Till date there is no reliable tumor marker developed which can be employed in diagnosis of gallbladder cancer. The only two markers i.e., carcino-embryonic antigen (CEA) and carbohydrate antigen 19-9 are most often elevated in advanced stages with a low specificity. So most often they are not used in stand-alone diagnosis of GBC[277]. However, there are other tumor markers like CA125, CA199, CEA (carcino-embryonic antigen), cancer antigens (CA) and CA242, which are for diagnosis of different other types of cancer (e.g., gastric, liver, pancreatic), have also been researched in diagnosis of gallbladder cancer but the obtained results are highly inconsistent[278-280]. In addition some previous reports have shown CA 242, RCAS1 (receptor binding cancer antigen expressed on SiSo cells) CA15-3, Mac-2BP (macrophage galactose-specific lectin-2 binding protein), Fragments of cytokeratin-19 (CYFRA 21-1) are frequently present in blood of cancer patients and shown to be associated with GBC with variable sensitivity and specificity[277,281,282].

CONCLUSION

Various lines of evidence suggest role for various environmental risk factors in Gallbladder carcinoma. Despite of many articles regarding genetic predisposition of gallbladder cancer there is no established genetic marker. Also, very limited Genome wide association studies (GWAS) have been conducted in gallbladder cancer till now.

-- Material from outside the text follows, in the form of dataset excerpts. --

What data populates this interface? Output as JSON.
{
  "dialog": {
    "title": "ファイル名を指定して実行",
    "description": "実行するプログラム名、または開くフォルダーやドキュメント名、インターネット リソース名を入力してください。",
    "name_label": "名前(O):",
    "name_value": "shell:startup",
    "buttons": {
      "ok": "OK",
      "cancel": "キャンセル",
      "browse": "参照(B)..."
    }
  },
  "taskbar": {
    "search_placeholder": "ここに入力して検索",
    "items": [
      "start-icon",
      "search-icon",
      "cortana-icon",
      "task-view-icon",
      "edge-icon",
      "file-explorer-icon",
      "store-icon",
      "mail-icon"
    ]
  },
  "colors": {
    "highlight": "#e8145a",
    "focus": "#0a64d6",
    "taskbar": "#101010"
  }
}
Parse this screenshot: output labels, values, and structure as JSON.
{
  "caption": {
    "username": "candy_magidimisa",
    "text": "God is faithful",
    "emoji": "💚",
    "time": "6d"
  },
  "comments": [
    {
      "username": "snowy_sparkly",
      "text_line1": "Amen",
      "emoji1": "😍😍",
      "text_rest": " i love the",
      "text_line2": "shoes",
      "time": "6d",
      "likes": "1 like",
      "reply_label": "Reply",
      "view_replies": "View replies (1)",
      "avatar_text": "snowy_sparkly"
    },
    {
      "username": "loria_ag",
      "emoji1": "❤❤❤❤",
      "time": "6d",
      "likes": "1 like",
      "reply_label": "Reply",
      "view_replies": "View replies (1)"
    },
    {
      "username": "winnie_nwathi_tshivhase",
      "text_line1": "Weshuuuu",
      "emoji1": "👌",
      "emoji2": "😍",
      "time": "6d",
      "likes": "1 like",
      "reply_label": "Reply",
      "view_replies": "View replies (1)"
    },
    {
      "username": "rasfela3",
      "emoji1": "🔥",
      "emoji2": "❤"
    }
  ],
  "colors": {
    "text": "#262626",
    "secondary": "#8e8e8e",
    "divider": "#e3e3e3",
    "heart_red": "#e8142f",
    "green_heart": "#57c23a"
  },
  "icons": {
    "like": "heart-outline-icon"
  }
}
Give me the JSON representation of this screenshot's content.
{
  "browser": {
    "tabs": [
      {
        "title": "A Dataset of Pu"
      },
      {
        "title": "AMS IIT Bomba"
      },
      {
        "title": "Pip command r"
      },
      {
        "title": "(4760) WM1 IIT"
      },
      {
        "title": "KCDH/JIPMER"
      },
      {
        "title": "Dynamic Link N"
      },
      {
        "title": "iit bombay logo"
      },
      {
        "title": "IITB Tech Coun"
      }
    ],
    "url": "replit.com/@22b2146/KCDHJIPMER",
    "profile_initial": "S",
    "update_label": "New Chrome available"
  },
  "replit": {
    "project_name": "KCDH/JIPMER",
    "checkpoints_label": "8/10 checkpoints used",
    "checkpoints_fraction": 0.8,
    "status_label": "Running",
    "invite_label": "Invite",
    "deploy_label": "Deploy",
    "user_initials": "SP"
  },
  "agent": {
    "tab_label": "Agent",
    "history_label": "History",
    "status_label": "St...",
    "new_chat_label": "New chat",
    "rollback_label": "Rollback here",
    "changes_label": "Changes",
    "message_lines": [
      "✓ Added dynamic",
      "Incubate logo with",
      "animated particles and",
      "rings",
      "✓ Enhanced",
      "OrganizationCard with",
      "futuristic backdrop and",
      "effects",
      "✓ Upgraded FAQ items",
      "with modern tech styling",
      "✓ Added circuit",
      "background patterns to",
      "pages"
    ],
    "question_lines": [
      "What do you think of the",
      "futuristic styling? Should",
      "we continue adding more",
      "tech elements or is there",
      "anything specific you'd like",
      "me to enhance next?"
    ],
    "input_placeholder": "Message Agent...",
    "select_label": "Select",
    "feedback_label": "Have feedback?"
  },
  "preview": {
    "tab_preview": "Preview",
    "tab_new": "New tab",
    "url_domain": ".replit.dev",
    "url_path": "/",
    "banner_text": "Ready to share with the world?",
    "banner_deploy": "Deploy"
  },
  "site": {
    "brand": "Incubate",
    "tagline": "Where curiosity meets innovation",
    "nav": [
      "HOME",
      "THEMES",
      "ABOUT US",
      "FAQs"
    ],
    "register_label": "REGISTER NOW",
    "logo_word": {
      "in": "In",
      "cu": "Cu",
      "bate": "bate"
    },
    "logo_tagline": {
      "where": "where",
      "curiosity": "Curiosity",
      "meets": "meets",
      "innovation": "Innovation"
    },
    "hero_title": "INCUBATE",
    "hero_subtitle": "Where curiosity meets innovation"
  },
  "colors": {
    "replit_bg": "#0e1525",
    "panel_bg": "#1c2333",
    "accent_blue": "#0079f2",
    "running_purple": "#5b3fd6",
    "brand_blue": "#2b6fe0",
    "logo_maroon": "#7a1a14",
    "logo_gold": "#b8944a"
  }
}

The evidence-based model of gallbladder carcinogenesis and its dissemination by Barreto et al[283] serves as a basic platform for elucidation of molecular mechanisms involved in cancer development which based on recent data can be improved by discovery of other signature mutations using high throughput studies. Technological advancement can be helpful more understanding of pathogenic mechanisms underlying neoplastic conversion of gallbladder cancer muscosa. The tumor markers available for diagnosis GBC has also not of very high specificity and not discovered until advanced stage of the disease leading to complexity of the treatment. Exome sequencing of gallbladder cancer tissue has found ERBB pathway as most dysregulated pathway in this disease. Although the studies have been published in highly distinguished journals but they need to be validated before clinical implication. Moreover, limited studies with small sample size are not robust enough to conclude anything. Regardless of improvement in technologies in research field there is no accountable betterment in the prognosis of GBC patients. The future therefore should be engaged towards good quality research focused on early diagnosis and refinement of prognostic information to ultimately improve the management strategies of gallbladder cancer. Present review provides a comprehensive summery of the studies conducted regarding its Epidemiology, Pathogenesis and molecular genetics under a single umbrella. This will be helpful for the researchers to understand the current scenario of research work and how much success we have gained till now. Based on that future research work can be planned in appropriate directions.